Mael Oui, I was a DirecTV subscriber until March, when I moved for school. They notify customers of upcoming freebies (and other stuff) through an email newsletter. I believe it's pretty easy to find signup info on their website.
posted by krinklyfig at 2:40 AM on July 13, 2012


Since when is just talking about protocols and software verboten?

The software used by most for this sort of thing via usenet is Sickbeard.

I'm inches from canceling my DirectTV over this. Their justification is lies--they've never been willing to unbundle any premium channels from the loads of crap you don't want. Their HD increasingly looks like crap--sometimes because they forcibly degrade the component output I use to feed MythTV from D*tv receivers. (Like HBO-HD.) Now this....what do they think I'm still paying for in terms of caring about daily broadcast tv?

They've breached our contract with this, which I find delicious considering the line they take about their service commitments.
posted by snuffleupagus at 8:37 AM on July 13, 2012


Malor: Well, I gather that the actual content providers play all kinds of evil tricks, like "If you want this popular channel at $X, you MUST also buy these unpopular channels at $Y. If you don't buy the weak channels, you can't have the strong channel."

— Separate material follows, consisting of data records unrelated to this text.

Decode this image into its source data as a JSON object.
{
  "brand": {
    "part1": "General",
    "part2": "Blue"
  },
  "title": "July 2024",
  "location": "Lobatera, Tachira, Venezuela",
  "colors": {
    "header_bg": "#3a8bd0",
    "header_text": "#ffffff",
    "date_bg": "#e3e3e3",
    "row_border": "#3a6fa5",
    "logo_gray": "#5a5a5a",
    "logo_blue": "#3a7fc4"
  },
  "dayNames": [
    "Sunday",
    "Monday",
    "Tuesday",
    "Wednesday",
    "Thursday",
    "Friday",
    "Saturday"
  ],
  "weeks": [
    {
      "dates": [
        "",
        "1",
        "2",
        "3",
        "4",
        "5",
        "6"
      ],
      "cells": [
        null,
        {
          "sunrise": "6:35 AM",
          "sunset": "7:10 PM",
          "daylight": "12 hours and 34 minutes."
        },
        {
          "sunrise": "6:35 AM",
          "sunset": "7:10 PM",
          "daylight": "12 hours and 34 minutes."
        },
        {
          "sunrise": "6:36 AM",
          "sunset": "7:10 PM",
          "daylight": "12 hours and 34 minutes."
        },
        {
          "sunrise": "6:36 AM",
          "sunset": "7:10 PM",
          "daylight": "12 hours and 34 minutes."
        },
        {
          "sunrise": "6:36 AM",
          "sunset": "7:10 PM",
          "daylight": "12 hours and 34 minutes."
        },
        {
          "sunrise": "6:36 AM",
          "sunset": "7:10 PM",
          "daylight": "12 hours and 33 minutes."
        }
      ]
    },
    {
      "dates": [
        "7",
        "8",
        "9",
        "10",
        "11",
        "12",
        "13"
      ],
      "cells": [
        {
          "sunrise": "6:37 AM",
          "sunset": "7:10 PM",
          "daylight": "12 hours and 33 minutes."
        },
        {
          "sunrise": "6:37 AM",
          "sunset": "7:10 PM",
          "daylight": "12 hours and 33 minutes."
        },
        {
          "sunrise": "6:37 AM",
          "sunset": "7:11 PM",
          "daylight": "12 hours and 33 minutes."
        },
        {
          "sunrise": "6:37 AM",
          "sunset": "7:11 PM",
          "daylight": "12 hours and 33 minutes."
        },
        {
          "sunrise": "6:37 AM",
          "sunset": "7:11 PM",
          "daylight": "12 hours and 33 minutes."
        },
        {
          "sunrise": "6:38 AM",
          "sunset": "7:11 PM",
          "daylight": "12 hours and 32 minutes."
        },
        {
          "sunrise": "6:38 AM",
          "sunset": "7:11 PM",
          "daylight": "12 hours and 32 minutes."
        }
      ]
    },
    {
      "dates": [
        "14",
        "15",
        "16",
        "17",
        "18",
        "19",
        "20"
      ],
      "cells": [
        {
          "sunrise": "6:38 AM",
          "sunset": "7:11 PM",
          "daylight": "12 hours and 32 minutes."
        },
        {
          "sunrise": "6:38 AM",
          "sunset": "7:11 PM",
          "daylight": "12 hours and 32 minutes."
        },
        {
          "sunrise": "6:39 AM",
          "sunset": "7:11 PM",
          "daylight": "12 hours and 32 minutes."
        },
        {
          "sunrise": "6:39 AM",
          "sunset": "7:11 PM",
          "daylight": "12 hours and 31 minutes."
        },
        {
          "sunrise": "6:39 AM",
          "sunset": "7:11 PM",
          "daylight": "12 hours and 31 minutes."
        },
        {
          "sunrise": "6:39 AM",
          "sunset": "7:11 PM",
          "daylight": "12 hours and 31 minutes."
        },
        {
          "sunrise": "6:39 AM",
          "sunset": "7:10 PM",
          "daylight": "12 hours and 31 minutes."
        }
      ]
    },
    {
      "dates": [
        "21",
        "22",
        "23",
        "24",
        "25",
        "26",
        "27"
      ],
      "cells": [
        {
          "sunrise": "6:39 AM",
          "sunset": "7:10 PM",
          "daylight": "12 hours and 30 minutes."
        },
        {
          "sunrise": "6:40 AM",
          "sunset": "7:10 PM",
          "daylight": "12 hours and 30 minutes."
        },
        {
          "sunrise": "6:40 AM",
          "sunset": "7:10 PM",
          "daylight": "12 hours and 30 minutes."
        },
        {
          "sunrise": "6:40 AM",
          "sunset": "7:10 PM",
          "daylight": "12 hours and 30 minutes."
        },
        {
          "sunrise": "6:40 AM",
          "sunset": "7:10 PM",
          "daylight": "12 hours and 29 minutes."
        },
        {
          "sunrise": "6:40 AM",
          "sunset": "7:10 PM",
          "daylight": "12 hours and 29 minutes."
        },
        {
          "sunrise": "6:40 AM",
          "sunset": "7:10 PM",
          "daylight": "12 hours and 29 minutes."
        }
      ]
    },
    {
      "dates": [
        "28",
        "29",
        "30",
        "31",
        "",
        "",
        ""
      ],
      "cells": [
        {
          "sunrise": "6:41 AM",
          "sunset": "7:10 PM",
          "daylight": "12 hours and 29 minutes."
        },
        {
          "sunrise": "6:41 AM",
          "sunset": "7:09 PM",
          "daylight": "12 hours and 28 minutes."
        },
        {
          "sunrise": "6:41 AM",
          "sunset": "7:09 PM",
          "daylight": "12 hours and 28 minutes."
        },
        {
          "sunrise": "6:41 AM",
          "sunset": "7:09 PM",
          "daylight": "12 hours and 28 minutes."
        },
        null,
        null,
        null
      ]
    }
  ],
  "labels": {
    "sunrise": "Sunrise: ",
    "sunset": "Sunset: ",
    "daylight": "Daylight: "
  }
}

And lest we forget, often times those unpopular channels turn out to be the ones we like, and if they didn't have the audience provided by those bundling deals they probably wouldn't turn out to be profitable enough, in the aggregate, to survive.

The most popular channels generally I imagine often turn out to be bland pink fare like ESPN and its extended family. Their popularity warps the advertising rates and shareholder expectations and directly makes our favorite channels less viable.